Most veterans understand the basic idea behind getting a VA loan but there are still questions about the details behind VA financing. So before you Inquire about a No Cost VA Loan, below you will find some helpful information about the ins and outs of VA financing.
Is VA a Lender?
VA is not a lender nor does it provide financing for brokers. It is a mortgage insurer, similar to FHA and USDA. VA charges a funding fee to all veteran borrowers that do not have a service connected disability and uses that money to offset the losses incurred from other veterans that have defaulted on their VA loans.
Loan Costs Defined
No closing cost mortgage is not a new concept. It’s been around for quite some time. It has also been referred to as no point, no fees loans (NPNF) or no cost loans. Most generally this means No charges will be incurred by the customer from the lender for a market rate mortgage. However, there are sometimes, in the case of refinances, TOTAL NPNF loans. It is best to analyze the cost/benefit factor before pursuing a loan that drastic though. The reason is rates become affected as the lender has to absorb more than is comfortable from a business standpoint and that cost will need to be offset somehow. In the case of VA loans, because there is so much profit on the secondary market, it is easy for some banks to waive their fees. The important thing that needs to be noted is ALL mortgage loans have costs (waived or not), associated with them and these costs generally fall into three categories:
Points – are the essentially pre-paid interest on a loan. They are often called discount and origination fees. Discount fees are points paid to the lender who actually funds the loan and the origination fee goes to the lender or broker who processes the loan. For example one point equals 1% of the loan amount. Therefore on a $300,000 mortgage 1 point is $3,000 and 2 points, $6,000. Simple concept. On a VA loan, VA says it’s ok for the lender to charge points equal to 1% origination plus any reasonable discount. What veterans don’t realize is they can shop for a lender that doesn’t charge this fee. By finding a VA lender that doesn’t charge these points for the same or lower rate, the veteran could end up with a lower priced house and spend thousands less out of pocket.

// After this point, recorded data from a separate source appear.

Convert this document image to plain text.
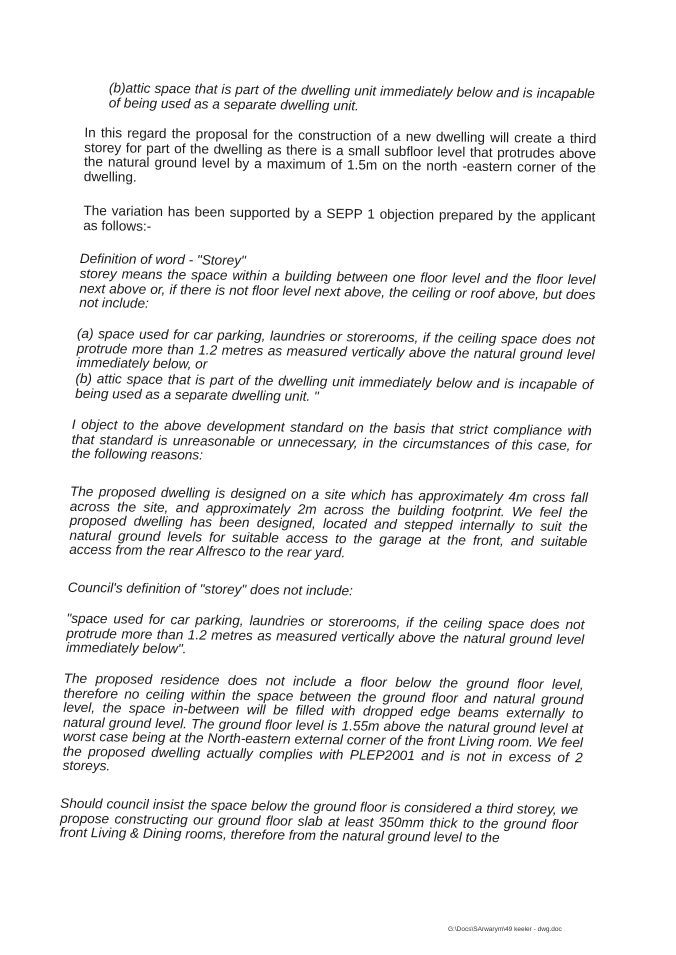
(b)attic space that is part of the dwelling unit immediately below and is incapable of being used as a separate dwelling unit.

In this regard the proposal for the construction of a new dwelling will create a third storey for part of the dwelling as there is a small subfloor level that protrudes above the natural ground level by a maximum of 1.5m on the north -eastern corner of the dwelling.

The variation has been supported by a SEPP 1 objection prepared by the applicant as follows:-

Definition of word - "Storey"

storey means the space within a building between one floor level and the floor level next above or, if there is not floor level next above, the ceiling or roof above, but does not include:

(a) space used for car parking, laundries or storerooms, if the ceiling space does not protrude more than 1.2 metres as measured vertically above the natural ground level immediately below, or

(b) attic space that is part of the dwelling unit immediately below and is incapable of being used as a separate dwelling unit. "

I object to the above development standard on the basis that strict compliance with that standard is unreasonable or unnecessary, in the circumstances of this case, for the following reasons:

The proposed dwelling is designed on a site which has approximately 4m cross fall across the site, and approximately 2m across the building footprint. We feel the proposed dwelling has been designed, located and stepped internally to suit the natural ground levels for suitable access to the garage at the front, and suitable access from the rear Alfresco to the rear yard.

Council's definition of "storey" does not include:

"space used for car parking, laundries or storerooms, if the ceiling space does not protrude more than 1.2 metres as measured vertically above the natural ground level immediately below".

The proposed residence does not include a floor below the ground floor level, therefore no ceiling within the space between the ground floor and natural ground level, the space in-between will be filled with dropped edge beams externally to natural ground level. The ground floor level is 1.55m above the natural ground level at worst case being at the North-eastern external corner of the front Living room. We feel the proposed dwelling actually complies with PLEP2001 and is not in excess of 2 storeys.

Should council insist the space below the ground floor is considered a third storey, we propose constructing our ground floor slab at least 350mm thick to the ground floor front Living & Dining rooms, therefore from the natural ground level to the

G:\Docs\SArwarym\49 keeler - dwg.doc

Non-recurring Closing Costs (NRCCs) – these include appraisal, credit, title, escrow, notary, recording fees, lender “garbage fees” which can include: document preparation fees, underwriting fees, administration fees, processing fees and the like. Points may also be included in this category as well. These are fees that are associated directly with obtaining the loan and are fees you would not otherwise be paying for outside of the loan process. When points are excluded from this figure, the total may also be referred to as a borrower’s base closing costs.
Recurring Closing Costs – they are your current mortgage interest, property taxes and insurance. These are fees that you would otherwise have to pay regardless of whether or not you were applying for a new loan and are not true costs of obtaining a loan but may be required to be paid at closing anyhow because of the timing of the loan closure as well as when these costs would normally need to be paid. VA requires these costs to be included, however, if it is possible, you should consider paying these costs out of pocket because to do otherwise would mean financing any pro-rated interest, property taxes and homeowners insurance over 30 or 15 years, thus increasing the interest expense to you.
How Does the Lender Make Money if they Don’t Charge Fees?
For a broker it is very hard to do this as they are a middle man searching for a bank to fund the loan for them. In essence, you have another person with “skin” in the game. So by skipping the middleman, you get the loan direct and can skip the middleman costs. Most mortgage loans are sold on the secondary market and in the case of VA loans, there is a higher premium paid out for these. In most cases the premium is high enough to absorb the lower bank fees for the veteran borrower.